Firearms training centre opens at Clyde
A £3.8m firearms training facility was opened at HM Naval Base Clyde yesterday, 13 June, for use by military personnel and Ministry of Defence Police.
The new centre is the jewel in the crown of military firearms training - a purpose-built facility to give Royal Navy, Royal Marines, MOD Police and Reservists the best possible instruction available.
Equipped with a giant firearms simulator, known as a Dismounted Close Combat Trainer or DCCT, the centre can replicate a variety of different scenarios, allowing trainees to practise their responses in a safe environment.
The highly advanced simulator allows those under instruction to use a number of weapons, from British Armed Forces’ standard SA80 rifles to twin mounted General Purpose Machine Guns.
Projectors beam the simulation onto one wall of the giant room, with the trainees taking up positions at the opposite end with their specially adapted firearms.
What follows is akin to the world’s largest games console, with students firing at the simulation and adapting as the scenario plays out.
Sophisticated software measures elements such as breathing and trigger squeeze and even recreates factors like wind speed, temperature and humidity - all of which can make a vital difference to accuracy.
The centre, which took 16 months to construct, is also fitted with cinema style seating, meaning students can watch other trainees’ performance and learn from their efforts.
Officially opening the firearms training centre was Commodore Michael Mansergh CBE, Commodore of the Royal Navy’s Maritime Warfare School, and the MOD Police’s Deputy Chief Constable Gerard McAuley, who unveiled a commemorative plaque and met with instructors and students.
Run by a team of five firearms instructors, or ‘gunners’ as they are known in the Royal Navy, the Naval Base’s firearms training centre offers a variety of courses for military personnel, tailored to the range of situations the modern Armed Forces may encounter.
Chief Petty Officer Stephen Maclennan, the officer-in-charge of the centre, said:
We offer a number of courses for Royal Navy, Royal Marines and Royal Naval Reservists. Everything from team leaders’ courses to training those who have to conduct guarding duties on ships and submarines - we can cater for it all.

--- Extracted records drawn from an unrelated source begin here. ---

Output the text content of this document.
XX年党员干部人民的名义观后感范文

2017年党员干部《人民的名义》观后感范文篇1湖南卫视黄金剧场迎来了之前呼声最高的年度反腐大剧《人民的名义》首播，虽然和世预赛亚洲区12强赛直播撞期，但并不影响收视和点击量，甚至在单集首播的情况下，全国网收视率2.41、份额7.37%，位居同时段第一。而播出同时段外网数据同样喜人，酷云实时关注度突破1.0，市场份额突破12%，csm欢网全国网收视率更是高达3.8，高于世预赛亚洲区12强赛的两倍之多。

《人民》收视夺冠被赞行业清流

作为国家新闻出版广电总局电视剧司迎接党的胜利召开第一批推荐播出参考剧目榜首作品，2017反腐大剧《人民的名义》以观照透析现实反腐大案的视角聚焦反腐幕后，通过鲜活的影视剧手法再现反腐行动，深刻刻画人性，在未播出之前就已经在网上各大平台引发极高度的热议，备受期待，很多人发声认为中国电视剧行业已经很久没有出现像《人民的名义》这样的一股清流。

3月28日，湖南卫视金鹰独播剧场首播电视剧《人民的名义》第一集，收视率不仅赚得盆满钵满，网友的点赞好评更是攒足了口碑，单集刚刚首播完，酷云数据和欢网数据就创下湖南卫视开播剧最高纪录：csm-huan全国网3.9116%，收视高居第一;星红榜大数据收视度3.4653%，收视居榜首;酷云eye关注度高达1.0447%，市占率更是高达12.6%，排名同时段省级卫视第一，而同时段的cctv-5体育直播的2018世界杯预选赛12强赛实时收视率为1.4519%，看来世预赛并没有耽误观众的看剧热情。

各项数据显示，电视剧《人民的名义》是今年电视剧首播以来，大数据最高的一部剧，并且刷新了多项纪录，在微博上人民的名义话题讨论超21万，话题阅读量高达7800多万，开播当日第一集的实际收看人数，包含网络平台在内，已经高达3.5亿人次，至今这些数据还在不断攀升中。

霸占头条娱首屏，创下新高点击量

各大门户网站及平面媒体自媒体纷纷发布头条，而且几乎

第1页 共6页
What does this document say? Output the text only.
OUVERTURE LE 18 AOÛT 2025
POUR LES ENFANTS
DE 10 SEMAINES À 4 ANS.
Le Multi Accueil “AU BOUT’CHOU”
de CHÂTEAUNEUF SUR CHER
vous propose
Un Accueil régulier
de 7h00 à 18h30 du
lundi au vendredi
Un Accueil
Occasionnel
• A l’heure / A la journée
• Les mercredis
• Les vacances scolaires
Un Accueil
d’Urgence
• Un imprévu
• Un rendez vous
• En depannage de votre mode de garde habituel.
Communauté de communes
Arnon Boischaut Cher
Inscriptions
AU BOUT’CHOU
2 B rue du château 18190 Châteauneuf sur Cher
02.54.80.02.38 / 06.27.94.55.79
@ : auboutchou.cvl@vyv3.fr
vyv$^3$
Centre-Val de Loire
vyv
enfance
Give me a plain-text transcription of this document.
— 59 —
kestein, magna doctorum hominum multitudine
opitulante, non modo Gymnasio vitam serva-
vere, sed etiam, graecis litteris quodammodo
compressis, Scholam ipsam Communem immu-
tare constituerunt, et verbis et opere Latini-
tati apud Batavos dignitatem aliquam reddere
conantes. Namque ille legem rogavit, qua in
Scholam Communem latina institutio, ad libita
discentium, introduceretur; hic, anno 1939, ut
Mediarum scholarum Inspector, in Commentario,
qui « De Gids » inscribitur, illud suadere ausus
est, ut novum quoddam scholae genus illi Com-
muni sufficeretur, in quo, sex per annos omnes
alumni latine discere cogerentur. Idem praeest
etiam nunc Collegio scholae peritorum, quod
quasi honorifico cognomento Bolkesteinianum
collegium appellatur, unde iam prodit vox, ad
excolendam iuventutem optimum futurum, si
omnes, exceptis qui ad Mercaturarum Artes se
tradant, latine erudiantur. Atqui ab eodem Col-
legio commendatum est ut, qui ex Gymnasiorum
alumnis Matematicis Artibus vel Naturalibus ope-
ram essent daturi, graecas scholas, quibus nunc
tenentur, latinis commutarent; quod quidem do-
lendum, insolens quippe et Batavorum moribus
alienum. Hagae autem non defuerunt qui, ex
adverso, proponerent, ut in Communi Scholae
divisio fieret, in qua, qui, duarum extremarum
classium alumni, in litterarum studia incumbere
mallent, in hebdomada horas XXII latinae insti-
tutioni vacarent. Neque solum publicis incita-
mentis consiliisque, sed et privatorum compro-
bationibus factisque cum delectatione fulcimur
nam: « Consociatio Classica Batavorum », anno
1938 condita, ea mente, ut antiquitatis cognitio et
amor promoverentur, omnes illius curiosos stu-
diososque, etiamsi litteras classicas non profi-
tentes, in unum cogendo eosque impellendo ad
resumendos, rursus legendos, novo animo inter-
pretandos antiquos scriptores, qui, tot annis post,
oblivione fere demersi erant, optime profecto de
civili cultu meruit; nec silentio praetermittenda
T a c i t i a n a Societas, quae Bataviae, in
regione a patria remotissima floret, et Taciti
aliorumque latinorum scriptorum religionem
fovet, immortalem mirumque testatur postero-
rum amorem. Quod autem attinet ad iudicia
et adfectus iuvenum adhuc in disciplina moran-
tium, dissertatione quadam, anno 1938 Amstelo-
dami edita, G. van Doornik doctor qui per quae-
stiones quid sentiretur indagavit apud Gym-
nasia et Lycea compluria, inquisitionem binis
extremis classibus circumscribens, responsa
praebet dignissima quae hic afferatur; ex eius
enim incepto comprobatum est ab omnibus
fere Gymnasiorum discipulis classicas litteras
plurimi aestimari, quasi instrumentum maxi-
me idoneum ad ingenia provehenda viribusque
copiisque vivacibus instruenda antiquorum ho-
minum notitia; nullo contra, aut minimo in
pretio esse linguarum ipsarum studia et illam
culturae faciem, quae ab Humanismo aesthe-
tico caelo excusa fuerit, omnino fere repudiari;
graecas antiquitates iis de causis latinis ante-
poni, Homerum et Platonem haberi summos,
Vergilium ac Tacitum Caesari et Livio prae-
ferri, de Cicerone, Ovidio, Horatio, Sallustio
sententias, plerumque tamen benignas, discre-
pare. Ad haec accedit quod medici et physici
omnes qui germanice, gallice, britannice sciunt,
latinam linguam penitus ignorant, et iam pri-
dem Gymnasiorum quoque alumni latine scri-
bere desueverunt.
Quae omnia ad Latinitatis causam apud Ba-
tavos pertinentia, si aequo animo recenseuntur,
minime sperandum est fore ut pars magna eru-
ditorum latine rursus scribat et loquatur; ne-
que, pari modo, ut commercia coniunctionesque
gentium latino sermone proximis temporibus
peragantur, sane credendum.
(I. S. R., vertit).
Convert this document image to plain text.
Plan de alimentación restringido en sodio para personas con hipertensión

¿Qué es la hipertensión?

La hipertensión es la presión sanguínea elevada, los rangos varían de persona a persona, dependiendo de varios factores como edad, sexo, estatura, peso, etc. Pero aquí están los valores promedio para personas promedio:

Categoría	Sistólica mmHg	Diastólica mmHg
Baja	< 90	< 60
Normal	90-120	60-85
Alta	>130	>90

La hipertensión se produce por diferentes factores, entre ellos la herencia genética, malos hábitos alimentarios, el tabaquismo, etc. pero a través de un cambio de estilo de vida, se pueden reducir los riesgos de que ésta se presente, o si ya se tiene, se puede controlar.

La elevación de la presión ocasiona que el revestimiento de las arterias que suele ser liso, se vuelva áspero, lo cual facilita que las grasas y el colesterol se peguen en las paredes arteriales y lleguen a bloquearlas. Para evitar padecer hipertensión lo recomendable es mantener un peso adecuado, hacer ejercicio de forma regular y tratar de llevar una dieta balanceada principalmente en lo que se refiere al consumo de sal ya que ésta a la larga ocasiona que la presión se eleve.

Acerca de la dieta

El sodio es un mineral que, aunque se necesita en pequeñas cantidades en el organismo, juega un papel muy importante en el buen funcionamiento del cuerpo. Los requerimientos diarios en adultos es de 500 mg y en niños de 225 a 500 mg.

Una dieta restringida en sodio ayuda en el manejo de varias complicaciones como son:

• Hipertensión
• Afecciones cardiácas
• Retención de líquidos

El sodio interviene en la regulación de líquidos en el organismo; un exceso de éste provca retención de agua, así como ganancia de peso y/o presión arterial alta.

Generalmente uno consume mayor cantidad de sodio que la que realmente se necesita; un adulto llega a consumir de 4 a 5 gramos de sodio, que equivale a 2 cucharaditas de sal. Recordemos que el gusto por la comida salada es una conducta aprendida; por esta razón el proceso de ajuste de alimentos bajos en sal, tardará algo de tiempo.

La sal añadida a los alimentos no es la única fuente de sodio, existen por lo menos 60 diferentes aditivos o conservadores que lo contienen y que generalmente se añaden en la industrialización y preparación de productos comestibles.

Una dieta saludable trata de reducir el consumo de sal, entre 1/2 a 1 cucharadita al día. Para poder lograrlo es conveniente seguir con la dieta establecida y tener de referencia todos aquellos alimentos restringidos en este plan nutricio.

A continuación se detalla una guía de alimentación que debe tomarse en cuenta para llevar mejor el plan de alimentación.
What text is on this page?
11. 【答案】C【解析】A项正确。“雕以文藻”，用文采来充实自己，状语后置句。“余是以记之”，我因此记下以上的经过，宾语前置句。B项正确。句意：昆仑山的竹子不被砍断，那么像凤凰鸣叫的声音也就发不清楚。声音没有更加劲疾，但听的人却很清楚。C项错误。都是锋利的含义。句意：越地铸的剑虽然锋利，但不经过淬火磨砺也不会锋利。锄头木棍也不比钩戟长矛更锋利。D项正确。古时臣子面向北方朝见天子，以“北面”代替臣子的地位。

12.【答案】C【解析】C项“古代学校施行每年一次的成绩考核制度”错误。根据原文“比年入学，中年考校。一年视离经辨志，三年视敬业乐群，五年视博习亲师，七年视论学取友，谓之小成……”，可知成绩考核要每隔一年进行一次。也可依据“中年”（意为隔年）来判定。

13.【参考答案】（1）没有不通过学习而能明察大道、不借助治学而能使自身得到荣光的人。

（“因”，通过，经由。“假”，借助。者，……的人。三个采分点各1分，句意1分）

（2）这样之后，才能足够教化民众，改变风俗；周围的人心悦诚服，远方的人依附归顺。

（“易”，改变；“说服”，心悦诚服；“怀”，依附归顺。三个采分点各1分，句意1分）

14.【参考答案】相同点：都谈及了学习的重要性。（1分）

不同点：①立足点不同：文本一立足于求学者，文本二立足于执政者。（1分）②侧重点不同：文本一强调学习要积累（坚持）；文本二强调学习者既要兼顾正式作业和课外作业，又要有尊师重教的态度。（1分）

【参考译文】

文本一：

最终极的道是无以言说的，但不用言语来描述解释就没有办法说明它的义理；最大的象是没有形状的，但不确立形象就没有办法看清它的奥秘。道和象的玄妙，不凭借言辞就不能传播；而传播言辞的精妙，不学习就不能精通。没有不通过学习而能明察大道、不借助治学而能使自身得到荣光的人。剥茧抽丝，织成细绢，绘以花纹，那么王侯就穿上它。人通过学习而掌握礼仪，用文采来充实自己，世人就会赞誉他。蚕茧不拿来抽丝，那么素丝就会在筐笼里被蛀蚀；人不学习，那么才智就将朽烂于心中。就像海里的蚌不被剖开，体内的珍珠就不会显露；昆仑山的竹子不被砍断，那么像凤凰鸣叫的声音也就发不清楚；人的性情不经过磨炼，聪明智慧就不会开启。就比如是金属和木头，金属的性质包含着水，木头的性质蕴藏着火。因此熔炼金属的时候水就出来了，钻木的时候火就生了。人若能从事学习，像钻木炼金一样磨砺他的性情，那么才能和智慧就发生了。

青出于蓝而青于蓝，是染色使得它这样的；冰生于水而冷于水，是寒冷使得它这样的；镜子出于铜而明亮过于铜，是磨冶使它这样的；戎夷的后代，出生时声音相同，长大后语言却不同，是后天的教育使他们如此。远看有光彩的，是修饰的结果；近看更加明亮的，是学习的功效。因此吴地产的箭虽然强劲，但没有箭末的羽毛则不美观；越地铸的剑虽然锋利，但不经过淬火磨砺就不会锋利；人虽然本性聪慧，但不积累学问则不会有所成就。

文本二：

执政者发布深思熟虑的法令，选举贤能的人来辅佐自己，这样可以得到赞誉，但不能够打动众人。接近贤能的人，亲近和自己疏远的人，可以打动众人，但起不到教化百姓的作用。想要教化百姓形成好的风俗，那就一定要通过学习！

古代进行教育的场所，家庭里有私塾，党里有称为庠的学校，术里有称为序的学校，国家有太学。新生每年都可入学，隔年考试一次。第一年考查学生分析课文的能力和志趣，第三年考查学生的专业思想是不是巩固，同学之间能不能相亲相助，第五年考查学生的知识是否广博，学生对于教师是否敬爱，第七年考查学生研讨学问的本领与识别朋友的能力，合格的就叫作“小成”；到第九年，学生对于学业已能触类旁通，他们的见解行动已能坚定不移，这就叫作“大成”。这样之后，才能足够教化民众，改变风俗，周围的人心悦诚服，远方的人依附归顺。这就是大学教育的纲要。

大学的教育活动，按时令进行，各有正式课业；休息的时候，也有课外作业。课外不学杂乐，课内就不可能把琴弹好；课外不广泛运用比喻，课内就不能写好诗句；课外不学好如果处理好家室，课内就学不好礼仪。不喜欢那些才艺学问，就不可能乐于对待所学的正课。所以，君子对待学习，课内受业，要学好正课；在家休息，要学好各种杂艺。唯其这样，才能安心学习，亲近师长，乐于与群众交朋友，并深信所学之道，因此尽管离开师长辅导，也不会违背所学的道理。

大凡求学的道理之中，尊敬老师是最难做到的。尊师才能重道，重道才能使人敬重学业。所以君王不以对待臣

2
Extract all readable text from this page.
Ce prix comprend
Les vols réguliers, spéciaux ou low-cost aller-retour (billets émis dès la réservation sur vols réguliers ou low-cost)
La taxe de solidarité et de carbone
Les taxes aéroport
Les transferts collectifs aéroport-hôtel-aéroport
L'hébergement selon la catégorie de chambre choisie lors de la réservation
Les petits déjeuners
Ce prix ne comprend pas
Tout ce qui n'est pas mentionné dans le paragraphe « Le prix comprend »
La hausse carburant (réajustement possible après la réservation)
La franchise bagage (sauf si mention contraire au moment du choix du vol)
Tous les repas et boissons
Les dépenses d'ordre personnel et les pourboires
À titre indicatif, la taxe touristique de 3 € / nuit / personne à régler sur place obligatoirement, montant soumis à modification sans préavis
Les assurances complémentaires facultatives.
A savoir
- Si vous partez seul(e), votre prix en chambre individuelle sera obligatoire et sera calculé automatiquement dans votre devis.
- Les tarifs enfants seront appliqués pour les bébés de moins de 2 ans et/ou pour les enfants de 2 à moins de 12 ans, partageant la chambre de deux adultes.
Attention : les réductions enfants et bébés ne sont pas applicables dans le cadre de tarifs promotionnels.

In my twenty-four years as a gunner, this is quite simply the best firearms training facility I have come across.
I think what makes all the difference is that training staff were consulted during the design and during the construction. The results speak for themselves; we now have a fully equipped facility which is ideal for purpose and a huge asset to military training.
As well as the high-tech simulator, the building also boasts fully-equipped classrooms, complete with smart boards to aid instructors in teaching the theory aspects of handling firearms. And for those returning to the centre after training in the field, there are on-site showers and drying rooms, which the building’s solar panels help to power.
Meanwhile, outside the building, areas are set aside where trainers can simulate vehicle searches, personnel searches and instruct students in conflict resolution.
The major construction project was managed by Naval Base staff from the Defence Infrastructure Organisation (DIO). The building work was awarded to Turner Estates Solution who, in turn, sub-contracted to Henry Brothers Scotland.
Elaine Hamilton, DIO’s Project Requirements Manager based at Clyde, said:
A lot of hard work and careful management has gone in to the creation of this facility. To see it through from start to finish offers us an enormous sense of satisfaction and to witness the simulator in use today at the opening was fantastic.
Everyone involved in this project is immensely proud to have contributed to the next generation of military firearms training.
The new building will be named ‘Richie VC Building’ after Victoria Cross winner Henry Peel Ritchie.
On 28 November 1914, the Edinburgh sailor led a search and demolition raid on the German harbour at Dar es Salaam in East Africa. Although severely wounded several times, his fortitude and resolution allowed him to continue his duty until his eighth wound rendered him unconscious.
The heroic action saw him receive the first Victoria Cross awarded to naval personnel during the First World War.